First the antenna, coil, and ground provide a signal to the receiver but that's not all. The coil provides a DC path to prevent static charge building on the antenna and is a high resistance path for high frequency signals blocking them from the receiver.
L2 and C1 are a paralell resonant circuit. They select the frequency that the set will receive and give it a voltage boost.
C2 is a low resistance path for RF signals. The output is being developed across R1. High frequency RF bypasses through C2 charging it quickly and low frequency AF go through R2 producing a voltage drop. The voltage dropped across R1 equal the RF peaks while the voltage across R2 is developed as C3 is charging.
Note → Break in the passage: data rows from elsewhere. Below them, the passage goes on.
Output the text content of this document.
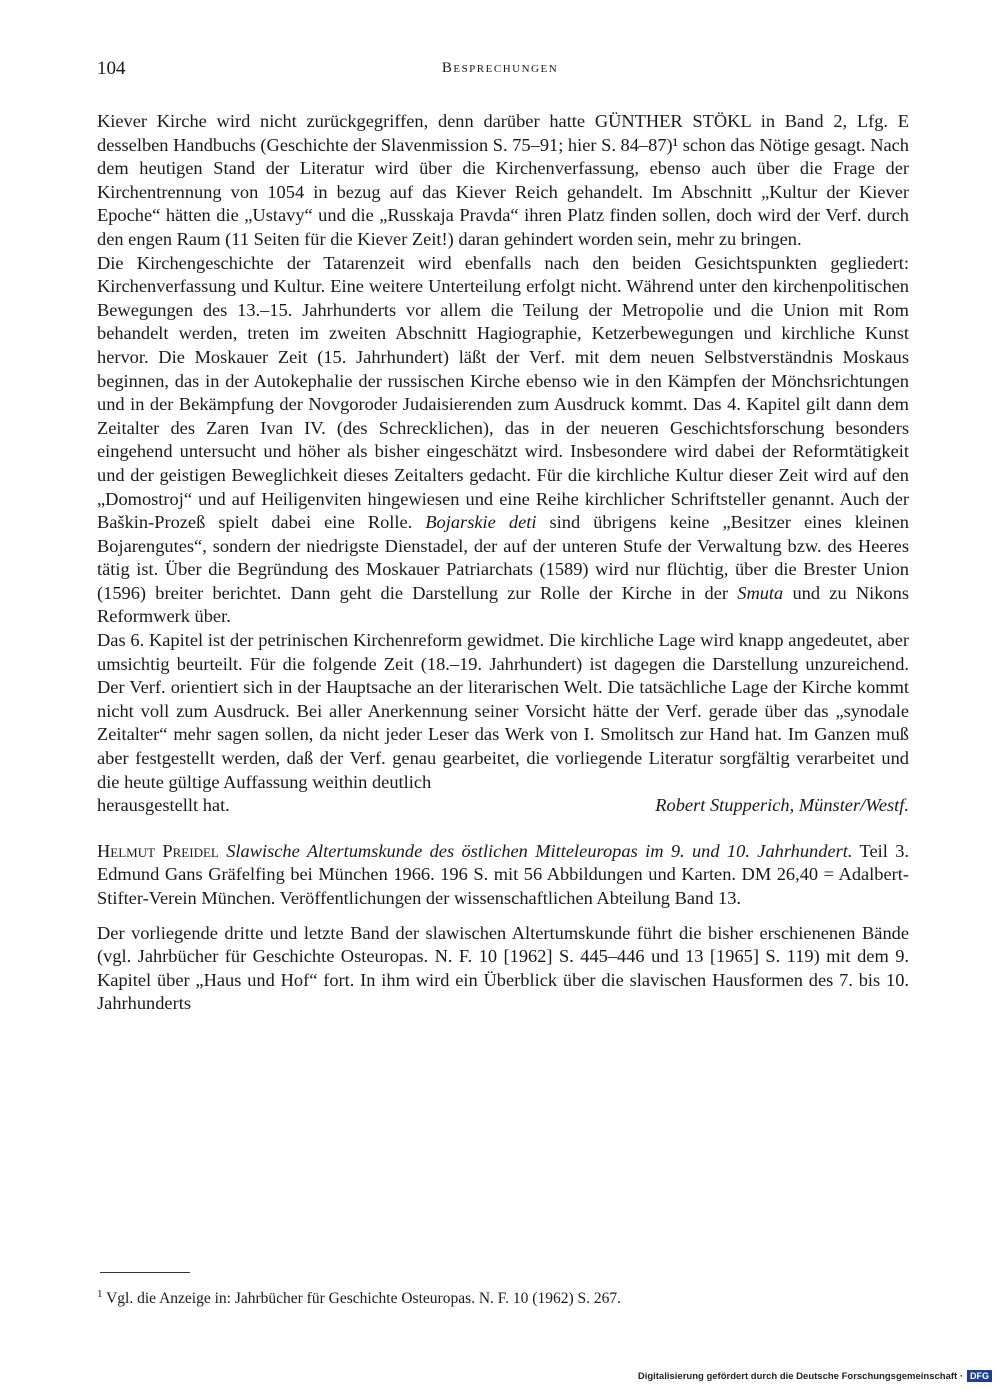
104	Besprechungen

Kiever Kirche wird nicht zurückgegriffen, denn darüber hatte GÜNTHER STÖKL in Band 2, Lfg. E desselben Handbuchs (Geschichte der Slavenmission S. 75–91; hier S. 84–87)¹ schon das Nötige gesagt. Nach dem heutigen Stand der Literatur wird über die Kirchenverfassung, ebenso auch über die Frage der Kirchentrennung von 1054 in bezug auf das Kiever Reich gehandelt. Im Abschnitt „Kultur der Kiever Epoche“ hätten die „Ustavy“ und die „Russkaja Pravda“ ihren Platz finden sollen, doch wird der Verf. durch den engen Raum (11 Seiten für die Kiever Zeit!) daran gehindert worden sein, mehr zu bringen.

Die Kirchengeschichte der Tatarenzeit wird ebenfalls nach den beiden Gesichtspunkten gegliedert: Kirchenverfassung und Kultur. Eine weitere Unterteilung erfolgt nicht. Während unter den kirchenpolitischen Bewegungen des 13.–15. Jahrhunderts vor allem die Teilung der Metropolie und die Union mit Rom behandelt werden, treten im zweiten Abschnitt Hagiographie, Ketzerbewegungen und kirchliche Kunst hervor. Die Moskauer Zeit (15. Jahrhundert) läßt der Verf. mit dem neuen Selbstverständnis Moskaus beginnen, das in der Autokephalie der russischen Kirche ebenso wie in den Kämpfen der Mönchsrichtungen und in der Bekämpfung der Novgoroder Judaisierenden zum Ausdruck kommt. Das 4. Kapitel gilt dann dem Zeitalter des Zaren Ivan IV. (des Schrecklichen), das in der neueren Geschichtsforschung besonders eingehend untersucht und höher als bisher eingeschätzt wird. Insbesondere wird dabei der Reformtätigkeit und der geistigen Beweglichkeit dieses Zeitalters gedacht. Für die kirchliche Kultur dieser Zeit wird auf den „Domostroj“ und auf Heiligenviten hingewiesen und eine Reihe kirchlicher Schriftsteller genannt. Auch der Baškin-Prozeß spielt dabei eine Rolle. Bojarskie deti sind übrigens keine „Besitzer eines kleinen Bojarengutes“, sondern der niedrigste Dienstadel, der auf der unteren Stufe der Verwaltung bzw. des Heeres tätig ist. Über die Begründung des Moskauer Patriarchats (1589) wird nur flüchtig, über die Brester Union (1596) breiter berichtet. Dann geht die Darstellung zur Rolle der Kirche in der Smuta und zu Nikons Reformwerk über.

Das 6. Kapitel ist der petrinischen Kirchenreform gewidmet. Die kirchliche Lage wird knapp angedeutet, aber umsichtig beurteilt. Für die folgende Zeit (18.–19. Jahrhundert) ist dagegen die Darstellung unzureichend. Der Verf. orientiert sich in der Hauptsache an der literarischen Welt. Die tatsächliche Lage der Kirche kommt nicht voll zum Ausdruck. Bei aller Anerkennung seiner Vorsicht hätte der Verf. gerade über das „synodale Zeitalter“ mehr sagen sollen, da nicht jeder Leser das Werk von I. Smolitsch zur Hand hat. Im Ganzen muß aber festgestellt werden, daß der Verf. genau gearbeitet, die vorliegende Literatur sorgfältig verarbeitet und die heute gültige Auffassung weithin deutlich

herausgestellt hat.	Robert Stupperich, Münster/Westf.

Helmut Preidel Slawische Altertumskunde des östlichen Mitteleuropas im 9. und 10. Jahrhundert. Teil 3. Edmund Gans Gräfelfing bei München 1966. 196 S. mit 56 Abbildungen und Karten. DM 26,40 = Adalbert-Stifter-Verein München. Veröffentlichungen der wissenschaftlichen Abteilung Band 13.

Der vorliegende dritte und letzte Band der slawischen Altertumskunde führt die bisher erschienenen Bände (vgl. Jahrbücher für Geschichte Osteuropas. N. F. 10 [1962] S. 445–446 und 13 [1965] S. 119) mit dem 9. Kapitel über „Haus und Hof“ fort. In ihm wird ein Überblick über die slavischen Hausformen des 7. bis 10. Jahrhunderts

$^1$ Vgl. die Anzeige in: Jahrbücher für Geschichte Osteuropas. N. F. 10 (1962) S. 267.
Digitalisierung gefördert durch die Deutsche Forschungsgemeinschaft · DFG
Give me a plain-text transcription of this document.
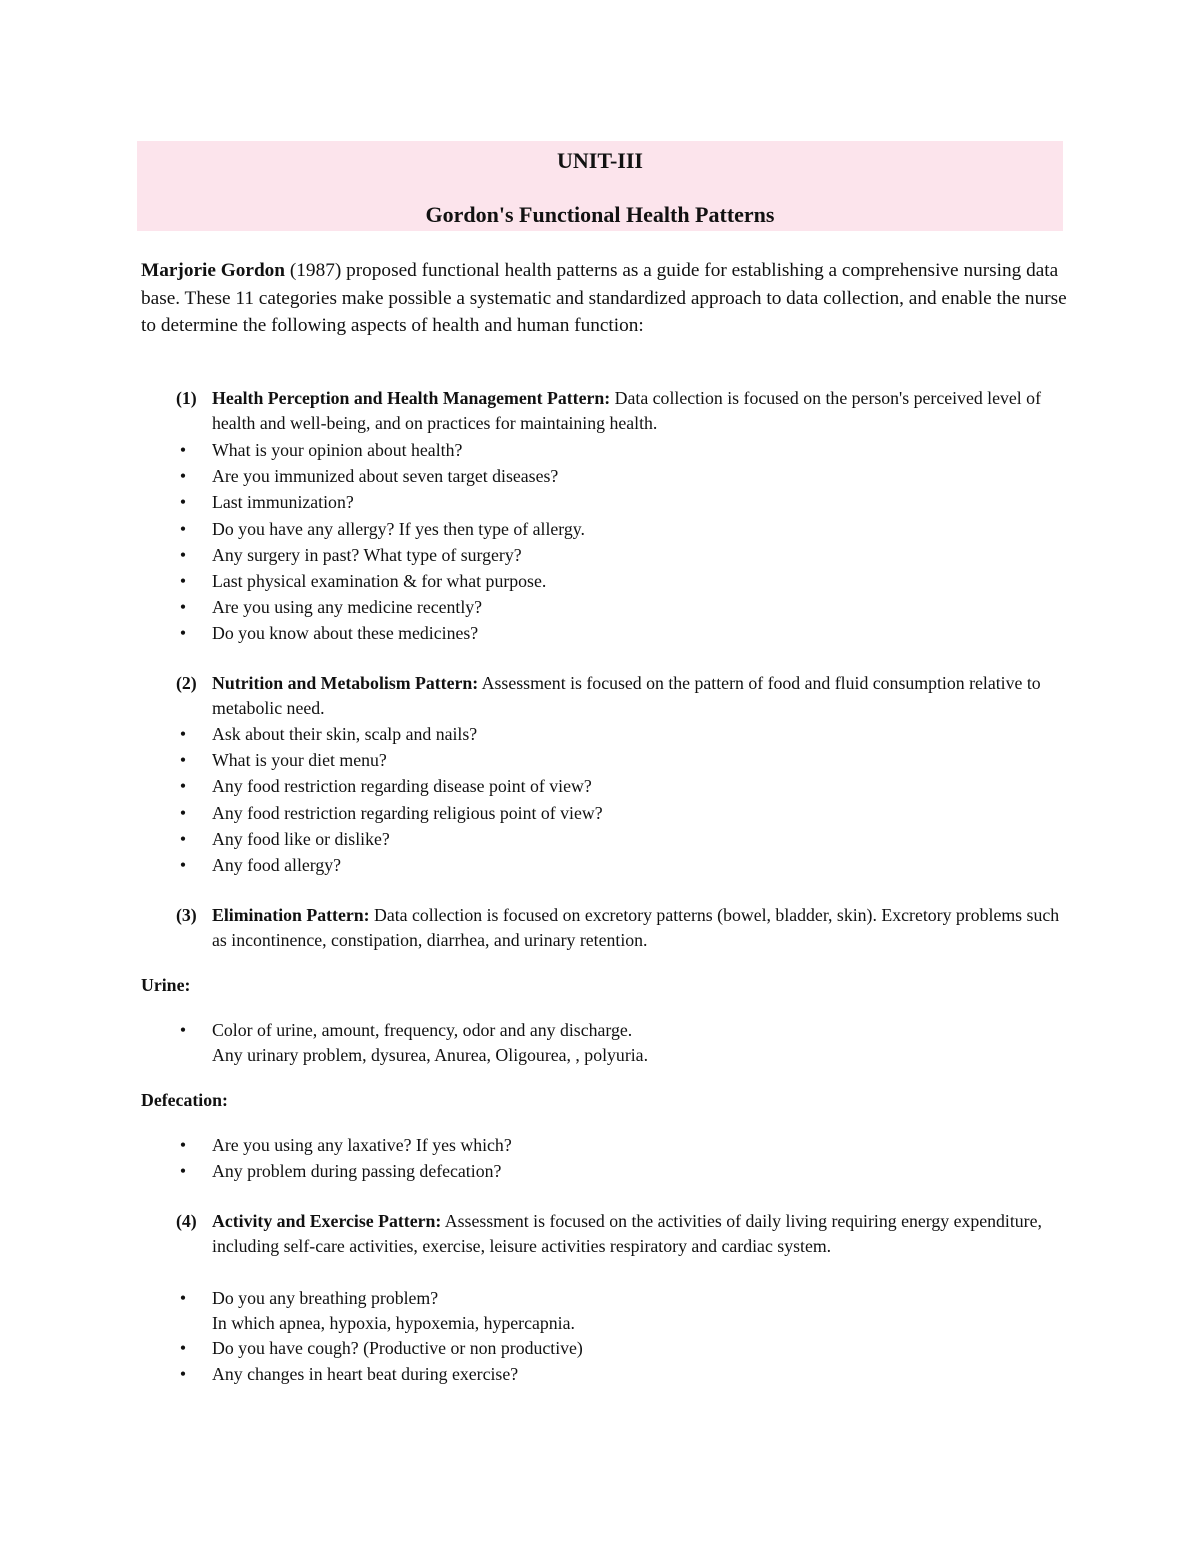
UNIT-III
Gordon's Functional Health Patterns

Marjorie Gordon (1987) proposed functional health patterns as a guide for establishing a comprehensive nursing data base. These 11 categories make possible a systematic and standardized approach to data collection, and enable the nurse to determine the following aspects of health and human function:

(1) Health Perception and Health Management Pattern: Data collection is focused on the person's perceived level of health and well-being, and on practices for maintaining health.
• What is your opinion about health?
• Are you immunized about seven target diseases?
• Last immunization?
• Do you have any allergy? If yes then type of allergy.
• Any surgery in past? What type of surgery?
• Last physical examination & for what purpose.
• Are you using any medicine recently?
• Do you know about these medicines?
(2) Nutrition and Metabolism Pattern: Assessment is focused on the pattern of food and fluid consumption relative to metabolic need.
• Ask about their skin, scalp and nails?
• What is your diet menu?
• Any food restriction regarding disease point of view?
• Any food restriction regarding religious point of view?
• Any food like or dislike?
• Any food allergy?
(3) Elimination Pattern: Data collection is focused on excretory patterns (bowel, bladder, skin). Excretory problems such as incontinence, constipation, diarrhea, and urinary retention.
Urine:
• Color of urine, amount, frequency, odor and any discharge.
Any urinary problem, dysurea, Anurea, Oligourea, , polyuria.
Defecation:
• Are you using any laxative? If yes which?
• Any problem during passing defecation?
(4) Activity and Exercise Pattern: Assessment is focused on the activities of daily living requiring energy expenditure, including self-care activities, exercise, leisure activities respiratory and cardiac system.
• Do you any breathing problem?
In which apnea, hypoxia, hypoxemia, hypercapnia.
• Do you have cough? (Productive or non productive)
• Any changes in heart beat during exercise?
This leaves R3 and C4 which form a filter to allow the DC component to flow back to the battery and the AC component to return to the FET source. R3 must offer enough opposition to the RF component to make it see the C4 as the low return path. Bias on the FET allow a space charge to build in it. As the input is impressed on the gate it modulates the FET channel current and develops the RF across R1 which in turn supplies a charge signal for C3 and develops the AF across R2 which powers the phone.

The question is how many paths are there? The battery is providing a DC which is fairly constant. The RF and AF components are source to drain and back to source bypassing the battery through C4.